By Josh White
Date: Tuesday 01 Apr 2025
(Sharecast News) - Niox Group reported a solid set of full-year results for 2024 on Tuesday, with double-digit revenue growth, increased profitability and expanded shareholder returns.
The AIM-listed medical device company also confirmed it was in preliminary discussions with Keensight Capital following a possible takeover proposal.
It said revenue for the year rose 14% to £41.8m, or 16% on a constant currency basis, driven by an 11% increase in clinical revenue to £36.1m.
Adjusted EBITDA grew 21% year-on-year to £13.8m, ahead of consensus expectations.
The company sold 6.3 million Niox FeNO tests, up 19% from 2023, reflecting growing demand for its asthma diagnostics solutions.
During the year, Niox returned £25.2m to shareholders through a £4.2m dividend and a £21m tender offer.
The board recommended a further final dividend of 1.25p per share, and also revised its capital allocation policy to increase future cash returns.
Net cash stood at £10.9m at year-end, down from £19.9m, primarily due to the shareholder distributions.
Operationally, the company said it made progress on several initiatives, including development of its next-generation Niox PRO device, targeted for launch in the fourth quarter of 2025, and the Niox MyNO home-use product.
It also signed a letter of intent with its sensor manufacturer to expand production capacity and support future growth.
On 20 March, Niox confirmed it had received a proposal from Keensight Capital regarding a possible all-cash acquisition at 81p per share, inclusive of any future dividends.
The proposal remained subject to due diligence and other pre-conditions, with discussions at a preliminary stage.

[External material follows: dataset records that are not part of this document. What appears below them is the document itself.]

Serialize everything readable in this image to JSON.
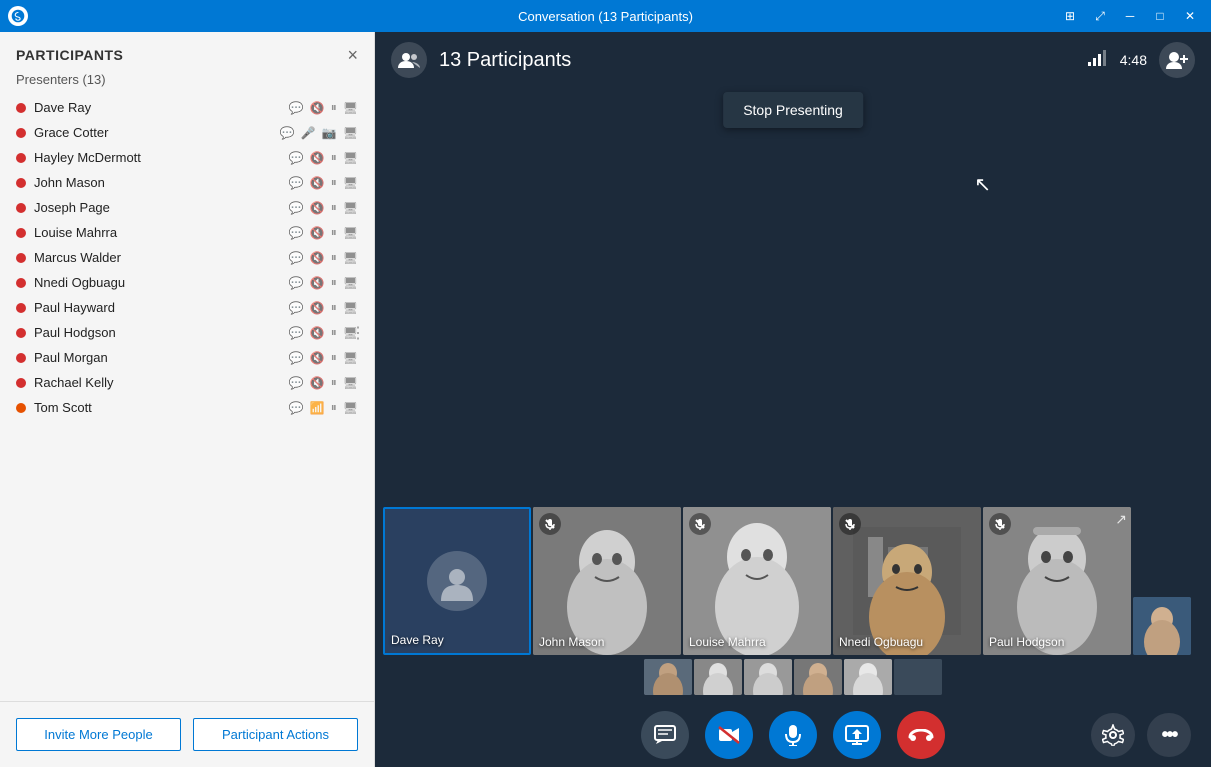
{
  "titlebar": {
    "title": "Conversation (13 Participants)",
    "logo": "skype-logo",
    "controls": [
      "grid-icon",
      "expand-icon",
      "minimize-icon",
      "maximize-icon",
      "close-icon"
    ]
  },
  "sidebar": {
    "title": "PARTICIPANTS",
    "close_label": "×",
    "presenters_label": "Presenters (13)",
    "participants": [
      {
        "name": "Dave Ray",
        "status": "red",
        "icons": [
          "chat",
          "mic-off",
          "pause",
          "screen"
        ]
      },
      {
        "name": "Grace Cotter",
        "status": "red",
        "icons": [
          "chat",
          "mic-on",
          "video",
          "screen"
        ]
      },
      {
        "name": "Hayley McDermott",
        "status": "red",
        "icons": [
          "chat",
          "mic-off",
          "pause",
          "screen"
        ]
      },
      {
        "name": "John Mason",
        "status": "red",
        "icons": [
          "chat",
          "mic-off",
          "pause",
          "screen"
        ]
      },
      {
        "name": "Joseph Page",
        "status": "red",
        "icons": [
          "chat",
          "mic-off",
          "pause",
          "screen"
        ]
      },
      {
        "name": "Louise Mahrra",
        "status": "red",
        "icons": [
          "chat",
          "mic-off",
          "pause",
          "screen"
        ]
      },
      {
        "name": "Marcus Walder",
        "status": "red",
        "icons": [
          "chat",
          "mic-off",
          "pause",
          "screen"
        ]
      },
      {
        "name": "Nnedi Ogbuagu",
        "status": "red",
        "icons": [
          "chat",
          "mic-off",
          "pause",
          "screen"
        ]
      },
      {
        "name": "Paul Hayward",
        "status": "red",
        "icons": [
          "chat",
          "mic-off",
          "pause",
          "screen"
        ]
      },
      {
        "name": "Paul Hodgson",
        "status": "red",
        "icons": [
          "chat",
          "mic-off",
          "pause",
          "screen"
        ]
      },
      {
        "name": "Paul Morgan",
        "status": "red",
        "icons": [
          "chat",
          "mic-off",
          "pause",
          "screen"
        ]
      },
      {
        "name": "Rachael Kelly",
        "status": "red",
        "icons": [
          "chat",
          "mic-off",
          "pause",
          "screen"
        ]
      },
      {
        "name": "Tom Scott",
        "status": "orange",
        "icons": [
          "chat",
          "mic-special",
          "pause",
          "screen"
        ]
      }
    ],
    "footer": {
      "invite_label": "Invite More People",
      "actions_label": "Participant Actions"
    }
  },
  "topbar": {
    "participants_count": "13 Participants",
    "timer": "4:48",
    "add_person_tooltip": "Add person"
  },
  "stop_presenting_btn": "Stop Presenting",
  "video_tiles": [
    {
      "name": "Dave Ray",
      "type": "placeholder",
      "muted": false,
      "active": true
    },
    {
      "name": "John Mason",
      "type": "photo",
      "style": "john",
      "muted": true
    },
    {
      "name": "Louise Mahrra",
      "type": "photo",
      "style": "louise",
      "muted": true
    },
    {
      "name": "Nnedi Ogbuagu",
      "type": "photo",
      "style": "nnedi",
      "muted": true
    },
    {
      "name": "Paul Hodgson",
      "type": "photo",
      "style": "paul-h",
      "muted": true
    }
  ],
  "toolbar": {
    "chat_label": "💬",
    "mute_label": "🎤",
    "screen_label": "🖥",
    "end_label": "📞",
    "settings_label": "⚙",
    "more_label": "•••"
  }
}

Niox noted there was no certainty that a firm offer would be made, or on what terms.
"2024 was another good year for the group," said executive chairman Ian Johnson, noting that all three of the company's geographic regions grew revenue, with Asia-Pacific leading the way.
"Our new Nion PRO device, which has been under development for the past two years, remains on track for first launch markets in the final quarter of 2025.
"The Niox PRO will be the group's first new product for 12 years and offers improved ease of use and superior connectivity compared with the Niox VERO while utilising the same technology and being fully backwards compatible with the Niox VERO sensors and accessories."
Johnson said the company had signed a letter of intent with the manufacturer of its Niox sensor to invest in equipment required to increase the manufacturing capacity of the exclusive Niox VERO sensor at its new, expanded facility to meet long term demand and to fund the development of an all-new sensor for the Niox MyNO home-use device.
"The board has decided to adopt a policy with regard to the return of cash to shareholders, given that for some time the group has generated cash in excess of its investment needs.
"The first opportunity to utilise this policy is likely to be towards the end of the current financial year.
"Going forward, the group will, on a rolling basis, return 80% of free cash flow to shareholders in the medium term, through ordinary dividend payments and additional cash returns."
At 1000 GMT, shares in Niox Group were up 0.53% at 76.4p.